The first time I read our third Honorable Mention story in Issue 16, The Hand of God, I wondered if it was a "setup" story. I felt closure at the end of it, though, so I didn't think it was. I took a deep look at it to figure out why I found the ending so satisfying, when one could argue the story leaves enormous, and important, questions unanswered.
Without spoiling anything, here's why I think the story is complete, rather than just a setup. The first key is, the reader knows more than the protagonist. The protagonist is a kid, and is interpreting everything through a kid's eyes. We can read between the lines and see more about what's going on, and more importantly, what's going to happen next, than the kid can.
I think this story exemplifies OTP's theory of what a story does and needs to do. Does the story raise questions in the reader's mind about the story's elements? Definitely. Does it address those questions? (Note that I didn't say "answer," I said "address.") Yes, it does. Does it answer them completely? No, but it does answer one question pretty thoroughly, and that's the question of how life in this town has coped with its weird event, and how this kid is coping. Furthermore, we think we can extrapolate what's going to happen next, at least to a degree.
That last point might be the most important. Because we can guess with some certainty what's going to happen to the characters after the story officially ends, we don't need to read about it. Adding more scenes to the story would make the story dull unless those scenes added believable, but unexpected, new events.

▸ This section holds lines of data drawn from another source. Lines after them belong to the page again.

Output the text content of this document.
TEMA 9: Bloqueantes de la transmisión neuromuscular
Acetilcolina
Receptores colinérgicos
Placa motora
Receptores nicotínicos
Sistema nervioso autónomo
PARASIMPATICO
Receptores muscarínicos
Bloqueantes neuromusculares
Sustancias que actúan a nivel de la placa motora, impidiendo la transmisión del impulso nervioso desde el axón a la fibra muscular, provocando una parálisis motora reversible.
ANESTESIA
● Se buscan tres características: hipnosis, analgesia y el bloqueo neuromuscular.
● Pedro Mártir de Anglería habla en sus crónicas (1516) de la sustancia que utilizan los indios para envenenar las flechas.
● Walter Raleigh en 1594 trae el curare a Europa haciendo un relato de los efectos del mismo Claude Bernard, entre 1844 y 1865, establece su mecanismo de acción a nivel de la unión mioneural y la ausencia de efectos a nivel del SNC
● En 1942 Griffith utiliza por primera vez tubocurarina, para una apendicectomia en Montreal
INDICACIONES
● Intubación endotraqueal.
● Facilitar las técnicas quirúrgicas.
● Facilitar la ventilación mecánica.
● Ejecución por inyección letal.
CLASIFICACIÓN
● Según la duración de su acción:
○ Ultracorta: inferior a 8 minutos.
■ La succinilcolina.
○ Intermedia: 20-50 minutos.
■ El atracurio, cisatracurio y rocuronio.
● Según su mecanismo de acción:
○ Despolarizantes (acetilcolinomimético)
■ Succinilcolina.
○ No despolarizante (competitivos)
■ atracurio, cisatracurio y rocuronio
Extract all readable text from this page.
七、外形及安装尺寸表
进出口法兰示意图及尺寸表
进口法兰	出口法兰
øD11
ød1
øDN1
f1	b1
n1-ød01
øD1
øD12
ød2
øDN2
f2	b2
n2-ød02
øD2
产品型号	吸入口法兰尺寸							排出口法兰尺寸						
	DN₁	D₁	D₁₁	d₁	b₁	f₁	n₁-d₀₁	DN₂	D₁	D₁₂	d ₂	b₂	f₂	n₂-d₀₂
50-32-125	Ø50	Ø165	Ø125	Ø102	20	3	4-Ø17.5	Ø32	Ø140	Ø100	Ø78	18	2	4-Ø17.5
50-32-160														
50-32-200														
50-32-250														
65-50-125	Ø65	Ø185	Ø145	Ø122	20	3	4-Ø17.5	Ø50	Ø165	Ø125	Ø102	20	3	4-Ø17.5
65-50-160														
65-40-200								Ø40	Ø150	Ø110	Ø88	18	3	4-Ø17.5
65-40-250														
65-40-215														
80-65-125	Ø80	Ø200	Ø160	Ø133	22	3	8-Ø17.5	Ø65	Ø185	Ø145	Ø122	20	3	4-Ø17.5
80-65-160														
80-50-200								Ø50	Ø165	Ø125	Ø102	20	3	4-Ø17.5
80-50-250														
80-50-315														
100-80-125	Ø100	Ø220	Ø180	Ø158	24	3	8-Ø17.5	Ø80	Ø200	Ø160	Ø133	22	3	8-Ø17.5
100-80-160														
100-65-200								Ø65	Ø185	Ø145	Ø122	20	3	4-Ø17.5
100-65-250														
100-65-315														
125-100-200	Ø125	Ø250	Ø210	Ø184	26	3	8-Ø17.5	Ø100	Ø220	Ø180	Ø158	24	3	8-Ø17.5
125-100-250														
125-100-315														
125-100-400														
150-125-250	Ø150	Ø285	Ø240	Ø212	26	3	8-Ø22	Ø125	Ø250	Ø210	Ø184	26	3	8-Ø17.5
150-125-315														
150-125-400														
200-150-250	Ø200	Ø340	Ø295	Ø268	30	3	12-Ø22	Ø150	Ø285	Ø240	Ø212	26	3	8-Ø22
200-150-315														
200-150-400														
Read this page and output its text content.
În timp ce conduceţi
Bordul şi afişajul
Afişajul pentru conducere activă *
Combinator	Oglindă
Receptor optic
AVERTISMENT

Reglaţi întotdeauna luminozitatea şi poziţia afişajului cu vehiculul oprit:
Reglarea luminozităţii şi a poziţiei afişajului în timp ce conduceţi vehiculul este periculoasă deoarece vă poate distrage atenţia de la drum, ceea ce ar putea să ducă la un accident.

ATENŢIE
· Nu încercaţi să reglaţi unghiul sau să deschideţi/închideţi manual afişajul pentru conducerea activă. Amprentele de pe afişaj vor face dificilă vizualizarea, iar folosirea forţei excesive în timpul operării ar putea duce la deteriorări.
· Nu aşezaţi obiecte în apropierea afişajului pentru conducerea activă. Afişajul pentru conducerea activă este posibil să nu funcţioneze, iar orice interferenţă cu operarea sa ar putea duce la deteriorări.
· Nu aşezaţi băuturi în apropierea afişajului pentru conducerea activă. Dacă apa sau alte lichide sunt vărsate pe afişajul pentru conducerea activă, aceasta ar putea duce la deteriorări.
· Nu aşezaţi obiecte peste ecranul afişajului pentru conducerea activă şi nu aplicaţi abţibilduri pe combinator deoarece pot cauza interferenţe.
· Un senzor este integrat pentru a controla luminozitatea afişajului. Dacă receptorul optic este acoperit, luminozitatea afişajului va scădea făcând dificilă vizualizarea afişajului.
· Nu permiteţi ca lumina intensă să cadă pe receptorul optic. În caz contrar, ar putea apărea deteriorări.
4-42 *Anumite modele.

In fact, the only way to make The Hand of God longer would have been to add a new series of events that fit the world, but did not fit our expectations. Since the story doesn't do that, we can assume our suspicions about what comes next are correct. That means the story does not tell an ending or even show an ending. Instead, it evokes an ending in our minds by leading us to a conclusion that we can't avoid.
Therefore, to us, The Hand of God is not a setup story, but a complete story that evokes an ending we supply ourselves. And we liked it enough that it made "Honorable Mention."
For fun, compare the evoked ending to The Hand of God to the ending of A League of Pity (first-place winner), which leaves absolutely no doubt in any reader's mind about what happens next: nothing of consequence. League's last paragraph ends the story completely. (Is that why it takes first place? No. I'm just making the comparison to show you there's more than one effective way to end a story.)